As each vial is consumed, the characters’ physical abilities begin to mutate—starting small with heightened flexibility, pec flexing and beatboxing. But as the drinking continues, they attain more and more powers while simultaneously wearing less and less clothing.
As the trio levelled up, so did the stunts. Highlights included a flip-filled teeterboard routine, a trapeze sequence with a performer suspended by nothing but a mouthpiece, a tangle and twirl rope sequence rising up to the apex of the tent, and, unforgettably, a heart-stopping knife-throwing act that had blades landing mere inches from the acrobats’ dancing bodies.

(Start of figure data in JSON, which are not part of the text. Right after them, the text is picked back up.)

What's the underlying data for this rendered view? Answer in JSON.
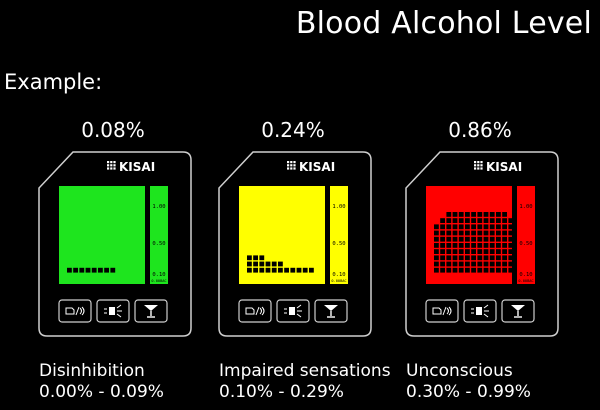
{
  "header": {
    "title": "Blood Alcohol Level",
    "subtitle": "Example:"
  },
  "brand": "KISAI",
  "scale_labels": [
    "1.00",
    "0.50",
    "0.10",
    "0.00BAC"
  ],
  "devices": [
    {
      "percent": "0.08%",
      "status": "Disinhibition",
      "range": "0.00% - 0.09%",
      "screen_color": "#1ee51e",
      "bars": [
        1,
        1,
        1,
        1,
        1,
        1,
        1,
        1
      ]
    },
    {
      "percent": "0.24%",
      "status": "Impaired sensations",
      "range": "0.10% - 0.29%",
      "screen_color": "#ffff00",
      "bars": [
        3,
        3,
        3,
        2,
        2,
        2,
        1,
        1,
        1,
        1,
        1
      ]
    },
    {
      "percent": "0.86%",
      "status": "Unconscious",
      "range": "0.30% - 0.99%",
      "screen_color": "#ff0000",
      "bars": [
        8,
        9,
        10,
        10,
        10,
        10,
        10,
        10,
        10,
        10,
        10,
        10,
        9
      ]
    }
  ],
  "buttons": [
    {
      "icon": "mode-toggle-icon"
    },
    {
      "icon": "light-icon"
    },
    {
      "icon": "cocktail-glass-icon"
    }
  ]
}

Apart from the stunts, the show was peppered with cheeky skits and twists to keep the audience amused—an ‘errant’ knife throw here, a urine sample gone awry in the front row there, even a zombie moonwalking across the stage. The acrobats’ mischievous rapport with the crowd only grew as the night went on, and at times it felt they were going to dissolve into laughter along with the audience.

For the most part this was done well, but some of the transitional moments slowed the pace. With a largely scriptless narrative, there were points where momentum dipped and it felt like the cast were filling time while the next act was being set up.
Described as ‘Cirque Du Soleil meets Magic Mike‘, Elixir Revived met its expectations for its jaw-dropping stunts and its ability to make the girls go ‘wooo’. If you’re chasing high-flying acrobatics, slapstick humour and a sugary dose of eye candy, this show won’t disappoint.
And judging by the quality of this show, it would be well worth checking out Head First Acrobats’ other Fringe offering, Lash Out, an all-female circus cabaret taking over the Lotterywest De Parel Spiegeltent this week for the final five days of Fringe World 2026.